After fixing the eyeball tissue specimens in 4% paraformaldehyde solution for 48 h, they were processed into paraffin-embedded sections. The paraffin sections were subjected to dewaxing and gradient alcohol dehydration, followed by antigen retrieval. After washing, the sections were blocked with serum for 30 min, incubated with antibodies, and finally stained and observed under a fluorescence microscope. The image was collected using CaseViewer.

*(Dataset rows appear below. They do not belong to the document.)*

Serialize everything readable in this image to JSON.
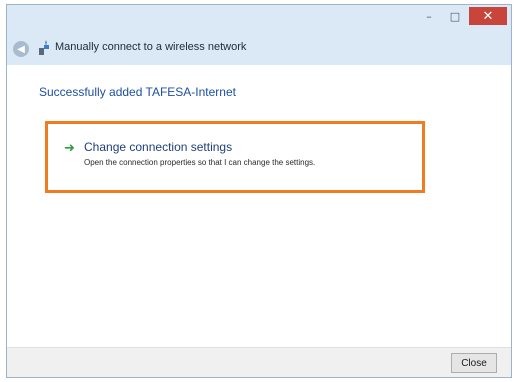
{
  "window": {
    "title": "Manually connect to a wireless network",
    "minimize_glyph": "–",
    "maximize_glyph": "□",
    "close_glyph": "✕"
  },
  "status": {
    "text": "Successfully added TAFESA-Internet"
  },
  "option": {
    "icon": "green-arrow-icon",
    "title": "Change connection settings",
    "description": "Open the connection properties so that I can change the settings.",
    "highlight_color": "#f07b21"
  },
  "footer": {
    "close_label": "Close"
  }
}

Preparation of JGSQ-containing serum

JGSQ-containing serum was prepared according to a previously published study [17]. SD rats (200 ± 10 g, Male) purchased from Jiangsu GemPharmatech Co., Ltd were split into two groups after 7 days of acclimation. JGSQ-containing serum group was treated with JGSQ (2 g/mL, 1 mL/100 g) daily for 7 days by oral gavage and the normal serum group was given water. Two hours after the final administration, the rats were anesthetized with pentobarbital (50 mg/kg), the serum was collected and filtered through 0.22 µm strainers.

Cell lines and regents

Mouse retinal ganglion cells (RGC-5) were purchased from the BeNa Culture Collection (cat: 23082201, Beijing, China). Cells were cultured in DMEM (cat: C11995500BT, Gibco, China) containing 10% foetal bovine serum (cat: 10099-141C, Gibco, USA) and 1% penicillin/streptomycin (cat: 15140148, Gibco, USA) and placed at 37 °C in a humidified incubator containing 5% CO2. After the cells grew to the logarithmic growth phase, they were digested with 0.25% trypsin–EDTA 1X (cat: 25200-072, Gibco, USA) and passaged 1:3. The AKT activator SC97 (cat: HY-18749) and HIF-1α activator fenbendazole-d3 (cat: HY-B0413S) were purchased from MedChemExpress (New Jersey, USA).

Western blot

RIPA containing protease inhibitors was added to the processed retinal tissues and kept on ice for 30 min. After complete lysis, the cell suspension was centrifuged at 10,000 rpm for 5 min at 4 °C. The protein concentration of the supernatant was then measured using the BCA protein assay kit. The protein of each sample was separated by 10% SDS‒PAGE and transferred onto a PVDF membrane. Seal with a solution containing 5% skim milk for 1 h. Then, the cells were incubated with the following antibodies: TP53 (cat: 60283-2-Ig, 1:5000, Proteintech), AKT (cat: 60203-2-Ig, 1:5000, Proteintech), p-AKT (cat: 66444-1-Ig, 1:5000, Proteintech), HIF-1α (cat: AF7087, 1:5000, Beyotime), cleaved PARP (cat: AF1567, 1:1000, Beyotime), GAPDH (cat: 60004-1-Ig, 1:5000, Proteintech), and β-actin (cat: 48139 1:5000, SAB Antibody) overnight at 4 °C. Subsequently, the membranes were washed with TBST and incubated with goat anti-rabbit/mouse IgG (H + L) HRP at room temperature for 1 h. The membrane was exposed with chemiluminescence detection reagent. ImageJ 6.0 software was used to obtain the band intensity of protein expression and perform analysis, normalized to the band intensity of β-actin. All experiments were repeated three times.

Statistic analysis

Statistical analysis was performed using SPSS 25.0 and GraphPad Prism (Version: 6.02, USA) software. Data are presented as the mean ± standard deviation. Differences between groups were analysed using one-way analysis of variance (ANOVA) and two-tailed Student's t test. A p value < 0.05 was considered statistically significant for all comparisons.